В главе «Максим Максимыч», образ Печорина обрастает новыми деталями, после эпизода, где «странствующему офицеру», ведущему повествование, удается своими глазами увидеть Печорина. Вот какое описание его поведения и наружности дает рассказчик: «Его походка была небрежна и ленива, но я заметил, что он не размахивал руками – верный признак некоторой скрытности характера»; «положение всего его тела изобразило какую-то нервическую слабость»; «С первого взгляда на лицо его я бы не дал ему более двадцати трех лет, хотя после я был готов дать ему тридцать. В его улыбке было что-то детское. Его кожа имела какую-то женскую нежность…»; «Несмотря на цвет его волос, усы и брови его были черные – признак породы в человеке».

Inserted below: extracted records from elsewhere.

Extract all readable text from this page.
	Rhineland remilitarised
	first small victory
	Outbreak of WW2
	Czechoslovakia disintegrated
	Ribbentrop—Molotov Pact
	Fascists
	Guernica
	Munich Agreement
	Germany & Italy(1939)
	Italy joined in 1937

Оценка внешности и поведения в обществе Печорина «странствующим офицером» важна потому, что этот человек, не знакомый с Григорием Александровичем, может дать объективную оценку его наружности, без идеализации, свойственной Максим Максимычу. Так же, офицер, имеющий некий жизненный опыт, скопленный годами и наблюдениями за людьми, может интерпретировать в психологическом аспекте поведение Печорина, дать характеристику его внешности с психологической стороны. Следуя этой привилегии, офицер останавливает свое внимание на глазах Печорина: «Во-первых, они не смеялись, когда он смеялся! <***>Это признак – или злого нрава, или глубокой постоянной грусти. Из-за полуопущенных ресниц они сияли каким-то фосфорическим блеском, если можно так выразиться. То не было отражение жара душевного или играющего воображения: то был блеск, подобный блеску гладкой стали, ослепленный, но холодный; взгляд его – непродолжительный, но проницательный и тяжелый, оставлял по себе неприятное впечатление нескромного вопроса и мог бы казаться дерзким, если б не был столь равнодушно спокоен». Таким образом, акценты расставленные Максим Максимычем, его описание Печорина, как «бледненького» юнца, рассеиваются словно миф, ложно воспетый менестрелями, и перед нами предстает противоречивый, сложный, глубокий и загадочный герой.

Да, «в его улыбке было что-то детское», как справедливо подметил офицер, что можно отнести, безусловно, к его восторженному взгляду в будущее, которое так свойственно молодым людям в его годы, вопреки циничному нраву, который заперт где-то внутри его существа. В тоже время, офицер засвидетельствовал небрежность в одежде («пыльный бархатный сюртучок, застегнутый только на две нижние пуговицы», «запачканный перчатки») что свойственно людям в возрасте, умудренным жизненным опытом, пресыщенным жизнью, о чем свидетельствовали и морщины на «бледном, благородном лбу».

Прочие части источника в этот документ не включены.